What exactly does a muzzle break do? Advantages vs. disadvantages?

And

What do the numbers in scope descriptions mean. Example: Simmons Pro-Hunter 3-9x40mm??

Thank You.


----------



## TN.Frank (Nov 12, 2005)

Buy a rifle in a caliber that you can handle and you'll not have to worry about a muzzle break.
The first numbers are the magnification(3x up to 9x) and the second number is the size, in mm of the objective lens. The larger the objective the more light it'll bring in up to a point. Exit pupil is also important as to how much light you'll see coming from your scope. 
My personal rule of thumb is 1x per 100 yrds. but 2x would work ok too. Anything more then that and you'll have problems with the really close shots. Remember, on 2x a deer at 30 yrds. will look like it's only 15 yrds. away and depending on field of view that may be too much to see anything much but the hair on the animal, you really want to see the entire animal if you can. JMHO, YMMV.


----------



## 94silverado (Oct 16, 2005)

3-9x40mm 3-9 Means it has a variable zoom ranging from three to nine times and the 40mm is the size of the objective lens. :sniper:


----------



## 94silverado (Oct 16, 2005)

ahh dang i was beat i knew i should have paid attention in keyboarding class i type to slow. lol


----------



## Bob Kellam (Apr 8, 2004)

> What exactly does a muzzle break do? Advantages vs. disadvantages?


Advantages

it will decrease the recoil of firearms by by redirecting exiting gas



> A good quality properly installed Muzzlebreak can not only make your gun more comfortable to shoot but can also virtually eliminate most problems resulting from the felt recoil.
> It's understandable how trigger anticipation can be a serious problem with most shooters, not just the bench and varmint shooter but also the hunter. Most shooters that experience trigger anticipation either don't know they are experiencing it or don't understand why.
> 
> The recoil from any gun - especially the large magnums - can cause real problems. Jerking or slapping the trigger, pushing the gun, healing, lifting or turning your head are reactions resulting from trigger anticipation and they can all dramatically change the point of impact of your shot.


Disadvantages

muzzle velocity is decreased

it will also decrease your ability to hear unless you wear very good ear protection

Here is a good reference page for firearms

http://www-medlib.med.utah.edu/WebPath/ ... INTRO.html



> What do the numbers in scope descriptions mean. Example: Simmons Pro-Hunter 3-9x40mm??

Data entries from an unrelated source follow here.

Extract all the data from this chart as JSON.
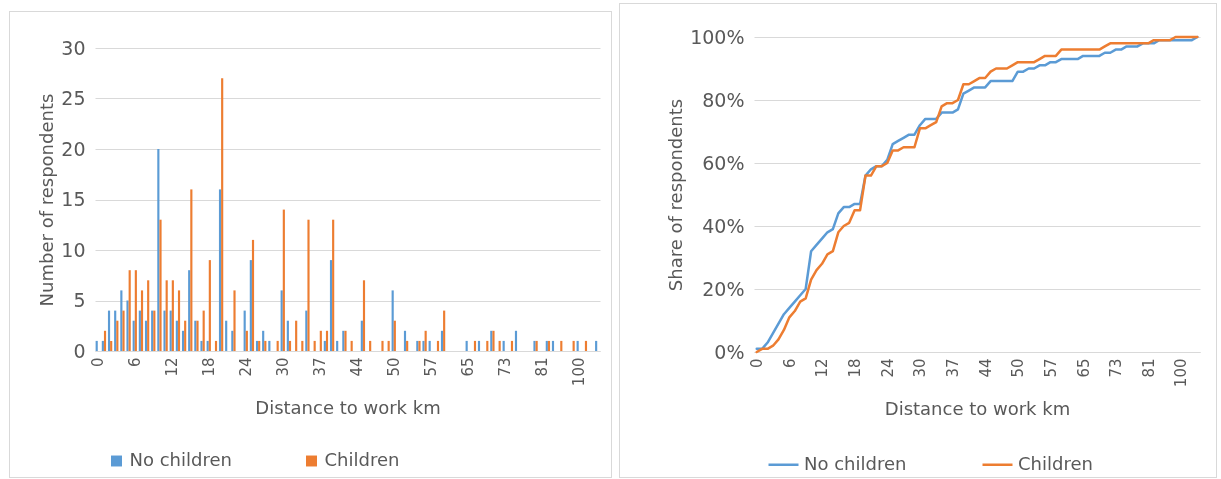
{
  "chart_data": [
    {
      "type": "bar",
      "xlabel": "Distance to work km",
      "ylabel": "Number of respondents",
      "categories": [
        "0",
        null,
        null,
        null,
        null,
        null,
        "6",
        null,
        null,
        null,
        null,
        null,
        "12",
        null,
        null,
        null,
        null,
        null,
        "18",
        null,
        null,
        null,
        null,
        null,
        "24",
        null,
        null,
        null,
        null,
        null,
        "30",
        null,
        null,
        null,
        null,
        null,
        "37",
        null,
        null,
        null,
        null,
        null,
        "44",
        null,
        null,
        null,
        null,
        null,
        "50",
        null,
        null,
        null,
        null,
        null,
        "57",
        null,
        null,
        null,
        null,
        null,
        "65",
        null,
        null,
        null,
        null,
        null,
        "73",
        null,
        null,
        null,
        null,
        null,
        "81",
        null,
        null,
        null,
        null,
        null,
        "100",
        null,
        null,
        null
      ],
      "series": [
        {
          "name": "No children",
          "color": "#5b9bd5",
          "values": [
            1,
            1,
            4,
            4,
            6,
            5,
            3,
            4,
            3,
            4,
            20,
            4,
            4,
            3,
            2,
            8,
            3,
            1,
            1,
            0,
            16,
            3,
            2,
            0,
            4,
            9,
            1,
            2,
            1,
            0,
            6,
            3,
            0,
            0,
            4,
            0,
            0,
            1,
            9,
            1,
            2,
            0,
            0,
            3,
            0,
            0,
            0,
            0,
            6,
            0,
            2,
            0,
            1,
            1,
            1,
            0,
            2,
            0,
            0,
            0,
            1,
            0,
            1,
            0,
            2,
            0,
            1,
            0,
            2,
            0,
            0,
            1,
            0,
            1,
            1,
            0,
            0,
            0,
            1,
            0,
            0,
            1
          ]
        },
        {
          "name": "Children",
          "color": "#ed7d31",
          "values": [
            0,
            2,
            1,
            3,
            4,
            8,
            8,
            6,
            7,
            4,
            13,
            7,
            7,
            6,
            3,
            16,
            3,
            4,
            9,
            1,
            27,
            0,
            6,
            0,
            2,
            11,
            1,
            1,
            0,
            1,
            14,
            1,
            3,
            1,
            13,
            1,
            2,
            2,
            13,
            0,
            2,
            1,
            0,
            7,
            1,
            0,
            1,
            1,
            3,
            0,
            1,
            0,
            1,
            2,
            0,
            1,
            4,
            0,
            0,
            0,
            0,
            1,
            0,
            1,
            2,
            1,
            0,
            1,
            0,
            0,
            0,
            1,
            0,
            1,
            0,
            1,
            0,
            1,
            0,
            1,
            0,
            0
          ]
        }
      ],
      "ylim": [
        0,
        30
      ],
      "yticks": [
        0,
        5,
        10,
        15,
        20,
        25,
        30
      ],
      "grid": "y",
      "legend": "bottom"
    },
    {
      "type": "line",
      "xlabel": "Distance to work km",
      "ylabel": "Share of respondents",
      "categories": [
        "0",
        null,
        null,
        null,
        null,
        null,
        "6",
        null,
        null,
        null,
        null,
        null,
        "12",
        null,
        null,
        null,
        null,
        null,
        "18",
        null,
        null,
        null,
        null,
        null,
        "24",
        null,
        null,
        null,
        null,
        null,
        "30",
        null,
        null,
        null,
        null,
        null,
        "37",
        null,
        null,
        null,
        null,
        null,
        "44",
        null,
        null,
        null,
        null,
        null,
        "50",
        null,
        null,
        null,
        null,
        null,
        "57",
        null,
        null,
        null,
        null,
        null,
        "65",
        null,
        null,
        null,
        null,
        null,
        "73",
        null,
        null,
        null,
        null,
        null,
        "81",
        null,
        null,
        null,
        null,
        null,
        "100",
        null,
        null,
        null
      ],
      "series": [
        {
          "name": "No children",
          "color": "#5b9bd5",
          "values": [
            1,
            1,
            3,
            6,
            9,
            12,
            14,
            16,
            18,
            20,
            32,
            34,
            36,
            38,
            39,
            44,
            46,
            46,
            47,
            47,
            56,
            58,
            59,
            59,
            61,
            66,
            67,
            68,
            69,
            69,
            72,
            74,
            74,
            74,
            76,
            76,
            76,
            77,
            82,
            83,
            84,
            84,
            84,
            86,
            86,
            86,
            86,
            86,
            89,
            89,
            90,
            90,
            91,
            91,
            92,
            92,
            93,
            93,
            93,
            93,
            94,
            94,
            94,
            94,
            95,
            95,
            96,
            96,
            97,
            97,
            97,
            98,
            98,
            98,
            99,
            99,
            99,
            99,
            99,
            99,
            99,
            100
          ]
        },
        {
          "name": "Children",
          "color": "#ed7d31",
          "values": [
            0,
            1,
            1,
            2,
            4,
            7,
            11,
            13,
            16,
            17,
            23,
            26,
            28,
            31,
            32,
            38,
            40,
            41,
            45,
            45,
            56,
            56,
            59,
            59,
            60,
            64,
            64,
            65,
            65,
            65,
            71,
            71,
            72,
            73,
            78,
            79,
            79,
            80,
            85,
            85,
            86,
            87,
            87,
            89,
            90,
            90,
            90,
            91,
            92,
            92,
            92,
            92,
            93,
            94,
            94,
            94,
            96,
            96,
            96,
            96,
            96,
            96,
            96,
            96,
            97,
            98,
            98,
            98,
            98,
            98,
            98,
            98,
            98,
            99,
            99,
            99,
            99,
            100,
            100,
            100,
            100,
            100
          ]
        }
      ],
      "ylim": [
        0,
        100
      ],
      "yticks": [
        {
          "value": 0,
          "label": "0%"
        },
        {
          "value": 20,
          "label": "20%"
        },
        {
          "value": 40,
          "label": "40%"
        },
        {
          "value": 60,
          "label": "60%"
        },
        {
          "value": 80,
          "label": "80%"
        },
        {
          "value": 100,
          "label": "100%"
        }
      ],
      "grid": "y",
      "legend": "bottom"
    }
  ]
}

3x9 is the magnification factor of the scope, 40 mm is the size.

Bob


----------



## maxstar (Dec 1, 2005)

everyone on this forum is always so helpful. Thanks again.


----------



## People (Jan 17, 2005)

Muzzle velocity is only loss when you cut holes in to the tube. Most of them are screwed on. This would not create any loss in velocity.


----------



## Invector (Jan 13, 2006)

Your scope has the ability to see 120-360 times that of normal vistion. Its a standard scope equation (3x40=120 and 9x40=360). Its used for all things from gun scopes to spotting scopes to micro scopes.


----------



## TN.Frank (Nov 12, 2005)

Invector said:


> Your scope has the ability to see 120-360 times that of normal vistion. Its a standard scope equation (3x40=120 and 9x40=360). Its used for all things from gun scopes to spotting scopes to micro scopes.

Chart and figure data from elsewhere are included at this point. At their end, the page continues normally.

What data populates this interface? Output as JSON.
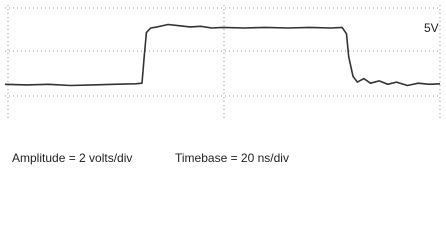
{
  "chart_data": {
    "type": "line",
    "annotation": "5V",
    "captions": [
      "Amplitude = 2 volts/div",
      "Timebase = 20 ns/div"
    ],
    "xlim": [
      0,
      200
    ],
    "ylim": [
      -3,
      7
    ],
    "series": [
      {
        "color": "#333333",
        "x": [
          0,
          10,
          20,
          30,
          40,
          50,
          60,
          63,
          64,
          65,
          67,
          70,
          75,
          80,
          85,
          90,
          95,
          100,
          110,
          120,
          130,
          140,
          150,
          155,
          157,
          158,
          160,
          162,
          165,
          168,
          172,
          176,
          180,
          185,
          190,
          195,
          200
        ],
        "values": [
          0.1,
          0.05,
          0.1,
          0.0,
          0.05,
          0.1,
          0.15,
          0.2,
          2.5,
          4.6,
          5.0,
          5.1,
          5.3,
          5.2,
          5.1,
          5.15,
          5.0,
          5.05,
          5.0,
          5.05,
          5.0,
          5.05,
          5.0,
          5.05,
          4.5,
          2.5,
          0.8,
          0.3,
          0.6,
          0.2,
          0.4,
          0.1,
          0.3,
          0.0,
          0.2,
          0.1,
          0.15
        ]
      }
    ]
  }
}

??? What's you talkin' 'bout Willis?
The 3-9 part is simply magnification. On 3x you'll see the object 3 times closer then it really is. The 40mm part is the objective lens diameter, that's all that it is. It's the part that gathers the light and passes it thru the exit pupil where your eye will see it. Generally speaking, the larger the objective lens the more light it'll gather and the higher the magnification the closer the object will apear.


----------